Land of No Pay-Hike

By Ichiro Suzuki Per capita GDP for Japanese has been stagnant for over a generation. The latest statistics by the IMF ranks Japan No.24 with $42,928. This number has not changed materially since the early 1990s when Japan was considered as the wealthiest on earth (except for a few tiny European states). By 2020, Japan ranks 6th in the G-7 countries with only Italy behind it with $34,997. While Japan’s income level at the outset of the 1990s was considerably stretched by excesses of the 1980s Japan bubble, it is still stunning that it has failed to grow noticeably over a generation. It is worth revisiting the path the country has followed over the last few decades to reach where it is. 1. Failing to adapt to post-industrial society Coming of the end of the Industrial Age was already debated in the 1970s, when the Japanese economy’s super normal growth was hit by double whammies of surging of its currency and crude oil prices. Despite correctly anticipating the change, Japan never adapted its economic structure sufficiently to the post-manufacturing world. While Japan continues to hold onto manufacturing industries, two mega shocks hit the industries. One was the rise of the Asian Tigers. Taking advantage of their low costs, Far Eastern countries launched their assault on Japan in industries that brought prosperity to the country. Their emergence squeezed wages in Japan, but the Tigers became more than low-cost competitors. Look at the Taiwanese semiconductor industry. It overtook Japan in the 1990s in chip manufacturing and has left the former forerunner far behind in the 21st century. Almost all the tech giants around the world depend on Taiwan Semiconductors (TSMC) for manufacturing of their chips. Another shock for Japan was the advent of the internet in the 1990s. The digital age has shifted the electronics industry from hardware to software, making the industry less focused on manufacturing on which Japan has thrived. The country simply was not able to keep up with the change.

2. Deflation The burst of the infamous Japan Bubble at the outset of the 1990s brought the Japanese economy the age of zero growth and zero inflation, and sometimes something worse than that. The bubble’s collapse took the banking system down exerting downward pressure on prices. The yen saw its meteoritic rise in the first half of the 1990s despite the economy was going through the post-bubble slump and manufacturers were already losing competitiveness. Corporate Japan repatriated financial resources that had been parked overseas, in order to reconstruct balance sheets that were damaged by the burst of the bubble and an ensuing recession, thus driving up the value of the yen. A surging currency amid a severe economic slump has left deep scars in the economy, considerably downshifting inflationary expectations. In order to save as many jobs as possible, labor and management made a pact of work-sharing at the sacrifice of wage hikes. For those who were not so unlucky to lose jobs, their wages and salaries would never rise. This expectation of ‘zero pay hike’ got firmly engraved in the minds of Japanese workers. Pay would not rise forever and ever. Period. Outside of manufacturing industries, pays in financial services industries took a big hit. This was a correction of inflated salaries and bonuses through the end of the 1980s. An economic rent caused by tight regulations and, of course, the bubble was taken out of the market. Deregulation of the industry and the collapse of the bubble brought down banks’ profits considerably, taking salaries and bonuses with it. Without skills to compete in the jungle of the global markets, their pay packages stayed stagnant for years to come.
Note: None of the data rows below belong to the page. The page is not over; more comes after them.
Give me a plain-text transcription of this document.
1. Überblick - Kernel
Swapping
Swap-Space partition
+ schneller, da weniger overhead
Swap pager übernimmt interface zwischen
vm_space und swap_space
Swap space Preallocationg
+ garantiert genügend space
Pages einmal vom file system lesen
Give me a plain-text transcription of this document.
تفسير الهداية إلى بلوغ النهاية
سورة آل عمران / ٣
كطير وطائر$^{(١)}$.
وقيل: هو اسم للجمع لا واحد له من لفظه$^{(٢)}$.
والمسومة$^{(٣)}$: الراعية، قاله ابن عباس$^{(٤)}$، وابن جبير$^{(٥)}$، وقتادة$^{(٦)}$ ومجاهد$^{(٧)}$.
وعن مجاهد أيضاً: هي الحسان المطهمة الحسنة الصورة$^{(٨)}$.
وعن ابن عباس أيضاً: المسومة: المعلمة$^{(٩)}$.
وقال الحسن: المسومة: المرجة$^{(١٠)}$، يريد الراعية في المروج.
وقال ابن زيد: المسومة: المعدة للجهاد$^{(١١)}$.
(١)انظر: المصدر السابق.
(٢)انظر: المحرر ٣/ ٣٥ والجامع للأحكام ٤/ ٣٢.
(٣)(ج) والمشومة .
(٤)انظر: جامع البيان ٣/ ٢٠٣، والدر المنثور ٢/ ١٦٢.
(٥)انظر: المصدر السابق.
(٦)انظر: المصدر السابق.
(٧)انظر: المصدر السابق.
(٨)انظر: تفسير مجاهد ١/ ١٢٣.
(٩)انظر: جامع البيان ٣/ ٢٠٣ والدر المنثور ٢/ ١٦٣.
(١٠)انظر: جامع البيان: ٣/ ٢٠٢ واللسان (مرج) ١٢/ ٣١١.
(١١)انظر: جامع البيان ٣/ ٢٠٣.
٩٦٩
3. Status-quo bias Effects of aging of population, on which Japan has been ahead of the curve, began to emerge in the 1990s. Voters grew older and the old age group went to the ballot box a great deal more often than younger people. This group tends to vote for maintaining the system with which they had lived through. That was the system they are familiar with and it brought them and the country prosperity. They were the beneficiaries of the Japanese economy’s super normal growth. Why would they want a change? Younger generations’ wish for a change of the system has never got satisfactory responses. In recent years, income of South Korea has experienced a meteoric rise, overcoming the devastation caused by the 1997-98 Asian financial crisis. South Korea is ranked in the 26th place by the IMF with $34,866. As the rise of Samsung shows, some South Korean industries have made spectacular leaps in recent decades. There is a reasonable chance that South Korea overtakes Japan in the foreseeable future. While the vast majority of Japanese has been indifferent to relative impoverishment of themselves, having become ‘poorer’ than South Korea, could wake them up at last. Some might take it beneath their dignity. If it still fails to wake them up, Japan remains stuck at where it is indefinitely.